Text und Fotos: André Bauler





Das Vieh verhungerte, Brennholz wurde zur Mangelware und der Preis des Weizens schoss in Schwindel erregende Höhen. Die von Anfang Januar bis Ende April 1709 anhaltende Kälte führte unmerklich zu einer Hungersnot nie gekannten Ausmaßes. Dem historischen Winter fiel auch ein Großteil der Weinberge zum Opfer, von denen außerhalb der Moselregion Flurnamen wie «In den Wangerten» oder «Im Wangert» heute noch zeugen.

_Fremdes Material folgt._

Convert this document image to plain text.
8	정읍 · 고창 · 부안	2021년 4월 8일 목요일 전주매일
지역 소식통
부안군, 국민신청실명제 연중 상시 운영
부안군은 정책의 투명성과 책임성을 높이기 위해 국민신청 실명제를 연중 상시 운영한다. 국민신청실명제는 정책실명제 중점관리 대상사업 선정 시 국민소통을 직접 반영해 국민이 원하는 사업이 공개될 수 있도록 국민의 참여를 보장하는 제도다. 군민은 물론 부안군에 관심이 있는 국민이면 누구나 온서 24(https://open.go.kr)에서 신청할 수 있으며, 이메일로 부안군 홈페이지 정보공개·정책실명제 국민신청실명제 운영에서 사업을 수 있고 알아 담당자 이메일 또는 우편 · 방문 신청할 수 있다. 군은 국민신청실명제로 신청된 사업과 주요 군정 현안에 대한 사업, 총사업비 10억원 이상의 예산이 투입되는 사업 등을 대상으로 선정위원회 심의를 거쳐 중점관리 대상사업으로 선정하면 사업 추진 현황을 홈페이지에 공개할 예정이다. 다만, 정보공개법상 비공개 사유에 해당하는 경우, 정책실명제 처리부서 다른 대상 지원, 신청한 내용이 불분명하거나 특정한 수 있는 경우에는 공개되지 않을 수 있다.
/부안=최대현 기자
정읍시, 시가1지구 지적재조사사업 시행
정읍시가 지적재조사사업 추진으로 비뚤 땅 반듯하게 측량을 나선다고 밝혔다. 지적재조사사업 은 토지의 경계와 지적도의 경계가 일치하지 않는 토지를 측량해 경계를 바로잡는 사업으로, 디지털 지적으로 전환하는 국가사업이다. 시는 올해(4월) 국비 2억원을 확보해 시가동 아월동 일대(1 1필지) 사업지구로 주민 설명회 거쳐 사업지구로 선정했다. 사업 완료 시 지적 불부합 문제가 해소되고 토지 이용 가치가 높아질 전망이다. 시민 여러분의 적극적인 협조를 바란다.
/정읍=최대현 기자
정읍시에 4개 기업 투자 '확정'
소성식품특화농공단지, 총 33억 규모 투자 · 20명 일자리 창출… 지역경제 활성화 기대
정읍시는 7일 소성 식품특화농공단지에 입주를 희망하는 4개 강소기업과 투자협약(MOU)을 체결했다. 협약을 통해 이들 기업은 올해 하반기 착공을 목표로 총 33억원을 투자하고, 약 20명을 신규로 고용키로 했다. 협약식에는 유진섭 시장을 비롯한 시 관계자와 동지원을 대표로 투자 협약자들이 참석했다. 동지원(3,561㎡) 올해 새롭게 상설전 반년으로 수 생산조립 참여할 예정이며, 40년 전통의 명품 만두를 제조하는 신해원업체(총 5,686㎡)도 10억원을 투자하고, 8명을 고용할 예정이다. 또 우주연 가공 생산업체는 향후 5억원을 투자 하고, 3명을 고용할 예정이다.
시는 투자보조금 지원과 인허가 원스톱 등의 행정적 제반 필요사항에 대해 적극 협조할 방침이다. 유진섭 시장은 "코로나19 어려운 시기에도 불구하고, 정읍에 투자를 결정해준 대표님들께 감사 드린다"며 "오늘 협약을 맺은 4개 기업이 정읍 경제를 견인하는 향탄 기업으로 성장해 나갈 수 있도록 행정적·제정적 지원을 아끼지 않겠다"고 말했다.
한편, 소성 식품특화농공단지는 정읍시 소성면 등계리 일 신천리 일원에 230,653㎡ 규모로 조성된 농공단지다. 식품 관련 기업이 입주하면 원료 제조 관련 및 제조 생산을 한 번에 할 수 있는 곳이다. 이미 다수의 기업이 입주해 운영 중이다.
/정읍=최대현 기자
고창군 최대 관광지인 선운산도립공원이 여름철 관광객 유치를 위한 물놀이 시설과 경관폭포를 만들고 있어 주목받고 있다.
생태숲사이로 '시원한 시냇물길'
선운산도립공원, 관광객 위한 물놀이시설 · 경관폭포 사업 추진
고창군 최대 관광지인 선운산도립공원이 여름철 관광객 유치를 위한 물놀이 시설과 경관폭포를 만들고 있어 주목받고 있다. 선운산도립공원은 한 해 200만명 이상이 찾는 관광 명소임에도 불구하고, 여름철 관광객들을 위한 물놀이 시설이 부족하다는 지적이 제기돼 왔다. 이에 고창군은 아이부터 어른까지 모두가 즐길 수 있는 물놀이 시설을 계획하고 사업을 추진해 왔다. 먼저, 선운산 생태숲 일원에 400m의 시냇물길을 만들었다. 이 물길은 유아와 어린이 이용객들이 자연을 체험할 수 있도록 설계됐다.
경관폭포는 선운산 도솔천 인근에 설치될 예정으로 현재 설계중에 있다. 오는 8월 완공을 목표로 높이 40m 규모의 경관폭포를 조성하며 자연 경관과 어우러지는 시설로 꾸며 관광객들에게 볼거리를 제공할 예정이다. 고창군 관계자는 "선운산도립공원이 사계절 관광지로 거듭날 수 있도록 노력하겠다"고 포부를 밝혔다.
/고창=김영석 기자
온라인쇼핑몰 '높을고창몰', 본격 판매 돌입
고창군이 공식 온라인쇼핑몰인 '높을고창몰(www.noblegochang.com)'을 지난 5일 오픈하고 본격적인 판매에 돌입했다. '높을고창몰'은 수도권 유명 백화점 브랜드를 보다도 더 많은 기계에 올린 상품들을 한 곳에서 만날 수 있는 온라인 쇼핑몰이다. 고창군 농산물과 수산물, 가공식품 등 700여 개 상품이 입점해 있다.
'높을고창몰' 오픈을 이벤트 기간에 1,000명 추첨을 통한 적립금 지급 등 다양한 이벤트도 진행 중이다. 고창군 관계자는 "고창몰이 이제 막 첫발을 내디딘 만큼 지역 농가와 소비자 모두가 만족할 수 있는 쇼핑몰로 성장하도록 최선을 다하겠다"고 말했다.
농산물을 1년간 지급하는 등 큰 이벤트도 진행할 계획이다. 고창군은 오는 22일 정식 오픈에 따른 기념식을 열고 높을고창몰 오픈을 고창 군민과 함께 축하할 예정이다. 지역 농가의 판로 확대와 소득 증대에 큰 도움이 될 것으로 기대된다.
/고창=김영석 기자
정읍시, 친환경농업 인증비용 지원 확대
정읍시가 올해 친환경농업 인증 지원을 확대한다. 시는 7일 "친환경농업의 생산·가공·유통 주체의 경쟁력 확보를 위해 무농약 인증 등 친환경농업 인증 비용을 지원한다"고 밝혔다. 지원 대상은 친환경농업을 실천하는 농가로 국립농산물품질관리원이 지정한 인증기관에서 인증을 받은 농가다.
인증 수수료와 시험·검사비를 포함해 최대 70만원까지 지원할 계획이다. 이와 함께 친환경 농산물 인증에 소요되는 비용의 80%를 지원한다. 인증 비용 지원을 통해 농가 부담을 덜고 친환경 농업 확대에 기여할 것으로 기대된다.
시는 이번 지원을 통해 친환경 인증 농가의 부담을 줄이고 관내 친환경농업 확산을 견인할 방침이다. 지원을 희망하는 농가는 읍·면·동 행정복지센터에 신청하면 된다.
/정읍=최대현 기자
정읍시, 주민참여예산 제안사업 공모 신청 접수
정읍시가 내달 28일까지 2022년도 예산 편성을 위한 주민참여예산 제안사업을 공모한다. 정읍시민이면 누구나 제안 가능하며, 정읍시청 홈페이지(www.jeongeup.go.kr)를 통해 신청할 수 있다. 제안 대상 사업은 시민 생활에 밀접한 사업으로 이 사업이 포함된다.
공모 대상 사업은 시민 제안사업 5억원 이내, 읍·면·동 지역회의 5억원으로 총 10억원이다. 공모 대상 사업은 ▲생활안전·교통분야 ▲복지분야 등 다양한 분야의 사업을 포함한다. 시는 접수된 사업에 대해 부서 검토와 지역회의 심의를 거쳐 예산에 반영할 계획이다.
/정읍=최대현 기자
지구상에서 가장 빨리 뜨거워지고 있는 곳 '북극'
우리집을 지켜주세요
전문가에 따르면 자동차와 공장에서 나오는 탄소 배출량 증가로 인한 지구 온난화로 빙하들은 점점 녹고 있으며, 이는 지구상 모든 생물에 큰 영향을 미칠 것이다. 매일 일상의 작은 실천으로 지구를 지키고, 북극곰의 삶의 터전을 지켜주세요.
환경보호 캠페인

Die klirrende Kälte begann am Dreikönigstag. Die Temperatur fiel auf bis zu minus 30 Grad. Glücklicherweise wurde der Frost anfänglich von intensivem Schneefall begleitet. Der Schnee legte sich wie ein isolierender Schutzmantel über die Pflanzen und begrenzte somit den Frostschaden. Der Pfarrer von Ezy aus der Vallée de l’Eure in Frankreich beschreibt die katastrophale Wetterlage wie folgt: «Il gelait jusqu’au coin du feu et le vin auprès du feu ne dégelait qu’à peine. La rivière prit de plus d’un pied d’épais. Les neiges étaient aussi prodigieuses que la gelée. Il y en avait jusqu’aux genoux également. Il n’y eut point de cave si profonde où la gelée ne pénétrât.»